Brasileira presa há mais de um mês nos Estados Unidos deve ser deportada

Renata Okumura

A brasileira Roberta Guimarães Antunes, 35, foi detida na fronteira do México com os Estados Unidos no dia 27 de novembro do ano passado. Há dois anos, a jovem mora e estuda no país norte-americano. Porém, uma viagem de fim de semana para o país vizinho se tornou um pesadelo para ela e a família.

"Ela estava com o namorado. Ele é americano e já morou e trabalhou no México. Ainda tem amigos lá. Era feriado de Thanksgiving (Ação de Graças) e, como de costume, decidiram ir para Ensenada, uma cidade que fica no noroeste do México", relatou Caroline, irmã de Roberta que mora com ela em San Diego, há um ano.

Caroline ressalta que também já foi ao México e é um procedimento comum levarem estudantes para uma sala para conferir os documentos. "Isso normalmente acontece. Mas o namorado da Roberta, que ficou apreensivo, está me ajudando com advogados. Ele disse que ela aguardou mais de quatro horas na sala. Um desrespeito já que todos os documentos estavam em ordem. Dias depois, ela foi transferida para o Arizona e agora está em Washington State", ressaltou a irmã.
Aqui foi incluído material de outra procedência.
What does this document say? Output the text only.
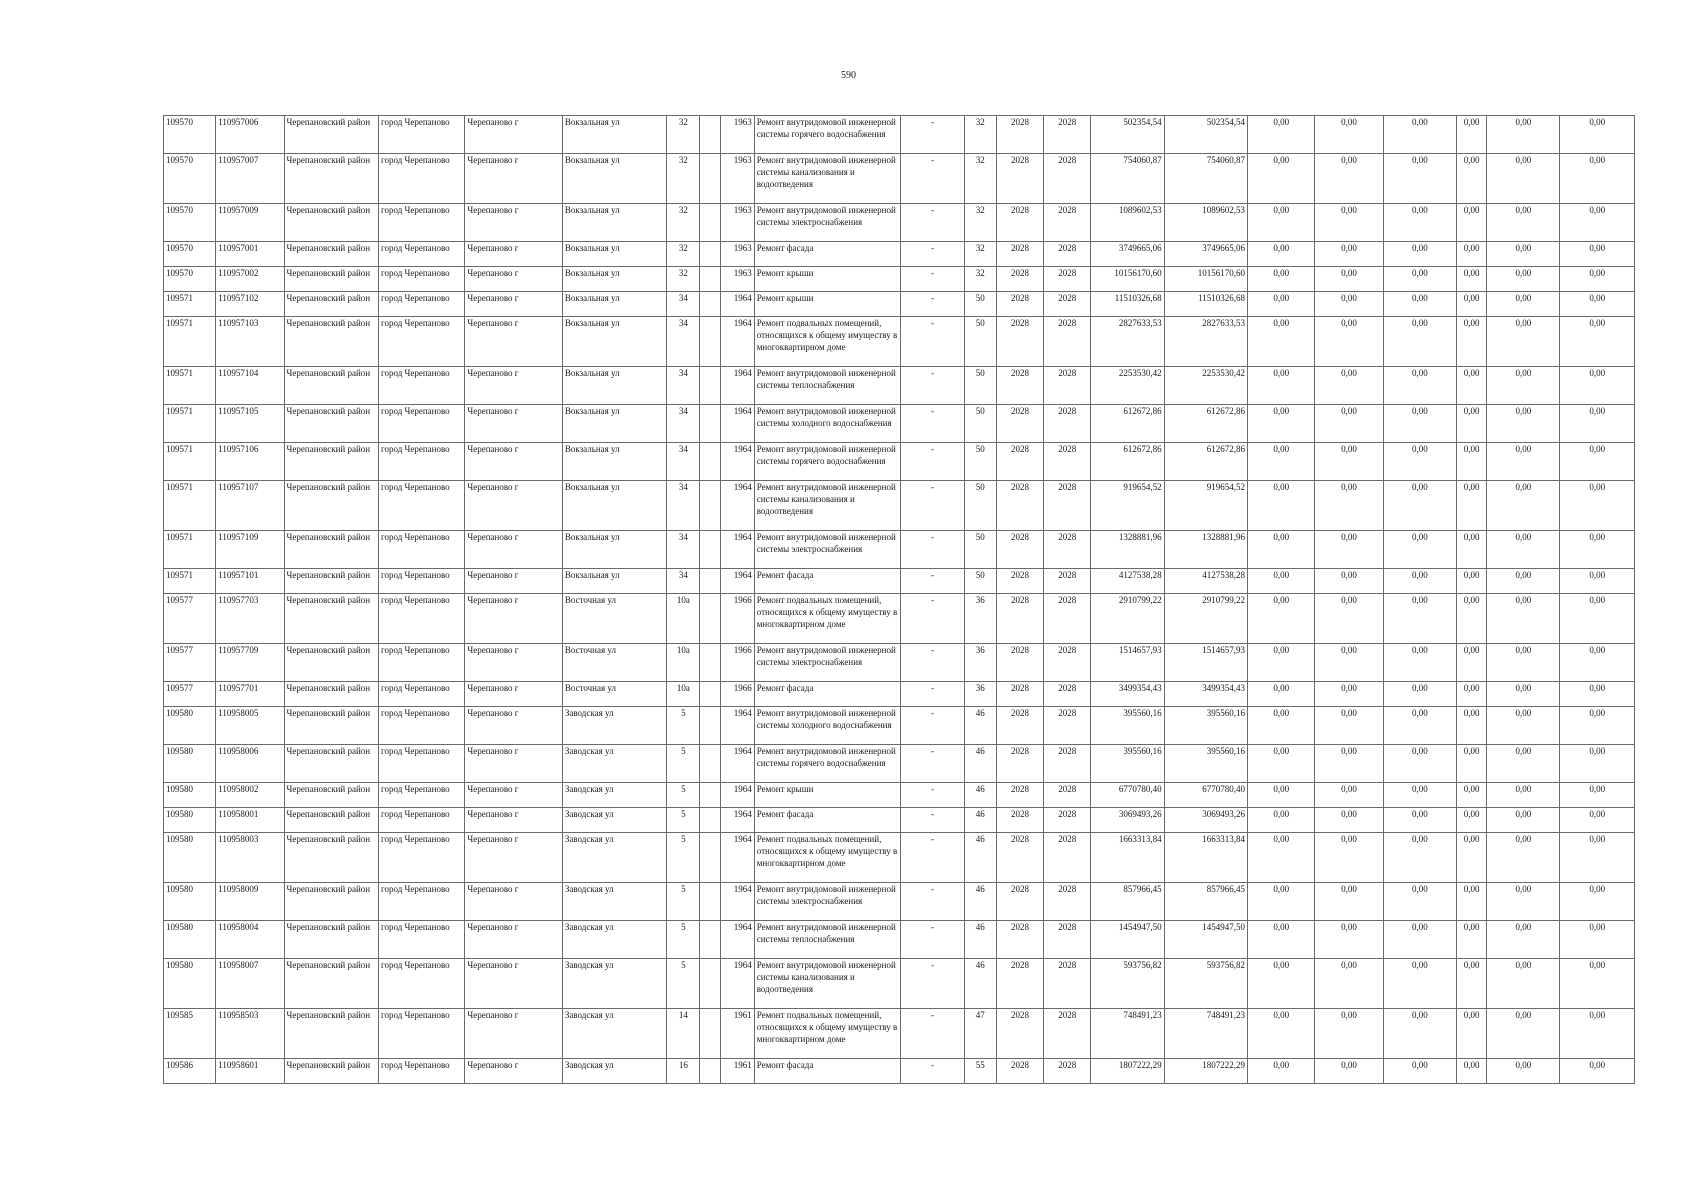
590
109570	110957006	Черепановский район	город Черепаново	Черепаново г	Вокзальная ул	32		1963	Ремонт внутридомовой инженерной системы горячего водоснабжения	-	32	2028	2028	502354,54	502354,54	0,00	0,00	0,00	0,00	0,00	0,00
109570	110957007	Черепановский район	город Черепаново	Черепаново г	Вокзальная ул	32		1963	Ремонт внутридомовой инженерной системы канализования и водоотведения	-	32	2028	2028	754060,87	754060,87	0,00	0,00	0,00	0,00	0,00	0,00
109570	110957009	Черепановский район	город Черепаново	Черепаново г	Вокзальная ул	32		1963	Ремонт внутридомовой инженерной системы электроснабжения	-	32	2028	2028	1089602,53	1089602,53	0,00	0,00	0,00	0,00	0,00	0,00
109570	110957001	Черепановский район	город Черепаново	Черепаново г	Вокзальная ул	32		1963	Ремонт фасада	-	32	2028	2028	3749665,06	3749665,06	0,00	0,00	0,00	0,00	0,00	0,00
109570	110957002	Черепановский район	город Черепаново	Черепаново г	Вокзальная ул	32		1963	Ремонт крыши	-	32	2028	2028	10156170,60	10156170,60	0,00	0,00	0,00	0,00	0,00	0,00
109571	110957102	Черепановский район	город Черепаново	Черепаново г	Вокзальная ул	34		1964	Ремонт крыши	-	50	2028	2028	11510326,68	11510326,68	0,00	0,00	0,00	0,00	0,00	0,00
109571	110957103	Черепановский район	город Черепаново	Черепаново г	Вокзальная ул	34		1964	Ремонт подвальных помещений, относящихся к общему имуществу в многоквартирном доме	-	50	2028	2028	2827633,53	2827633,53	0,00	0,00	0,00	0,00	0,00	0,00
109571	110957104	Черепановский район	город Черепаново	Черепаново г	Вокзальная ул	34		1964	Ремонт внутридомовой инженерной системы теплоснабжения	-	50	2028	2028	2253530,42	2253530,42	0,00	0,00	0,00	0,00	0,00	0,00
109571	110957105	Черепановский район	город Черепаново	Черепаново г	Вокзальная ул	34		1964	Ремонт внутридомовой инженерной системы холодного водоснабжения	-	50	2028	2028	612672,86	612672,86	0,00	0,00	0,00	0,00	0,00	0,00
109571	110957106	Черепановский район	город Черепаново	Черепаново г	Вокзальная ул	34		1964	Ремонт внутридомовой инженерной системы горячего водоснабжения	-	50	2028	2028	612672,86	612672,86	0,00	0,00	0,00	0,00	0,00	0,00
109571	110957107	Черепановский район	город Черепаново	Черепаново г	Вокзальная ул	34		1964	Ремонт внутридомовой инженерной системы канализования и водоотведения	-	50	2028	2028	919654,52	919654,52	0,00	0,00	0,00	0,00	0,00	0,00
109571	110957109	Черепановский район	город Черепаново	Черепаново г	Вокзальная ул	34		1964	Ремонт внутридомовой инженерной системы электроснабжения	-	50	2028	2028	1328881,96	1328881,96	0,00	0,00	0,00	0,00	0,00	0,00
109571	110957101	Черепановский район	город Черепаново	Черепаново г	Вокзальная ул	34		1964	Ремонт фасада	-	50	2028	2028	4127538,28	4127538,28	0,00	0,00	0,00	0,00	0,00	0,00
109577	110957703	Черепановский район	город Черепаново	Черепаново г	Восточная ул	10а		1966	Ремонт подвальных помещений, относящихся к общему имуществу в многоквартирном доме	-	36	2028	2028	2910799,22	2910799,22	0,00	0,00	0,00	0,00	0,00	0,00
109577	110957709	Черепановский район	город Черепаново	Черепаново г	Восточная ул	10а		1966	Ремонт внутридомовой инженерной системы электроснабжения	-	36	2028	2028	1514657,93	1514657,93	0,00	0,00	0,00	0,00	0,00	0,00
109577	110957701	Черепановский район	город Черепаново	Черепаново г	Восточная ул	10а		1966	Ремонт фасада	-	36	2028	2028	3499354,43	3499354,43	0,00	0,00	0,00	0,00	0,00	0,00
109580	110958005	Черепановский район	город Черепаново	Черепаново г	Заводская ул	5		1964	Ремонт внутридомовой инженерной системы холодного водоснабжения	-	46	2028	2028	395560,16	395560,16	0,00	0,00	0,00	0,00	0,00	0,00
109580	110958006	Черепановский район	город Черепаново	Черепаново г	Заводская ул	5		1964	Ремонт внутридомовой инженерной системы горячего водоснабжения	-	46	2028	2028	395560,16	395560,16	0,00	0,00	0,00	0,00	0,00	0,00
109580	110958002	Черепановский район	город Черепаново	Черепаново г	Заводская ул	5		1964	Ремонт крыши	-	46	2028	2028	6770780,40	6770780,40	0,00	0,00	0,00	0,00	0,00	0,00
109580	110958001	Черепановский район	город Черепаново	Черепаново г	Заводская ул	5		1964	Ремонт фасада	-	46	2028	2028	3069493,26	3069493,26	0,00	0,00	0,00	0,00	0,00	0,00
109580	110958003	Черепановский район	город Черепаново	Черепаново г	Заводская ул	5		1964	Ремонт подвальных помещений, относящихся к общему имуществу в многоквартирном доме	-	46	2028	2028	1663313,84	1663313,84	0,00	0,00	0,00	0,00	0,00	0,00
109580	110958009	Черепановский район	город Черепаново	Черепаново г	Заводская ул	5		1964	Ремонт внутридомовой инженерной системы электроснабжения	-	46	2028	2028	857966,45	857966,45	0,00	0,00	0,00	0,00	0,00	0,00
109580	110958004	Черепановский район	город Черепаново	Черепаново г	Заводская ул	5		1964	Ремонт внутридомовой инженерной системы теплоснабжения	-	46	2028	2028	1454947,50	1454947,50	0,00	0,00	0,00	0,00	0,00	0,00
109580	110958007	Черепановский район	город Черепаново	Черепаново г	Заводская ул	5		1964	Ремонт внутридомовой инженерной системы канализования и водоотведения	-	46	2028	2028	593756,82	593756,82	0,00	0,00	0,00	0,00	0,00	0,00
109585	110958503	Черепановский район	город Черепаново	Черепаново г	Заводская ул	14		1961	Ремонт подвальных помещений, относящихся к общему имуществу в многоквартирном доме	-	47	2028	2028	748491,23	748491,23	0,00	0,00	0,00	0,00	0,00	0,00
109586	110958601	Черепановский район	город Черепаново	Черепаново г	Заводская ул	16		1961	Ремонт фасада	-	55	2028	2028	1807222,29	1807222,29	0,00	0,00	0,00	0,00	0,00	0,00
Roberta está no Northwest Detention Center, uma prisão de imigração localizada na região de Tacoma, em Washington. A jovem tinha visto de estudante válido por mais dois anos, porém, o documento foi cancelado pelo Consulado dos Estados Unidos em São Paulo, no dia 28 de novembro, um dia após a detenção.

A família ainda tem esperança de reverter a decisão de deportação marcada para a próxima terça-feira, 16. A brasileira foi obrigada a assinar documento garantindo que durante cinco anos não pedirá visto para voltar aos Estados Unidos. "Ela foi forçada a assinar. E ainda tiraram o direito dela de ir a corte e falar com um juiz", destacou a irmã.

"Nós moramos juntas. A Roberta estuda inglês na San Diego University for Integrative Studies. Está tudo em ordem. Ela está passando por momentos horríveis. E nenhum oficial fala o motivo da prisão. Eu converso com ela regularmente, mas não queríamos que isso estivesse acontecendo", desabafou Caroline.

A advogada norte-americana, Shannon Englert, que acompanha o processo, também afirma que os direitos da brasileira foram gravemente violados.

De longe, os pais de Roberta, que moram no Brasil, estão angustiados.

"A advogada afirma que nada há nos autos que justifique a prisão, nem, tampouco, a deportação. Minha esposa está a beira de um colapso emocional. Como ela estava com a documentação em ordem não conseguimos entender o motivo da detenção. O cancelamento do visto também é um mistério", declarou Washington Antunes, pai de Roberta.

Ele acrescenta que foi ao Consulado dos Estados Unidos em São Paulo, mas não conseguiu obter informações.

A reportagem aguarda o retorno do Consulado sobre o caso.

Procurado, o Itamaraty disse que está acompanhando o caso e mantém contato com a família, mas não pode se pronunciar por sigilo da investigação.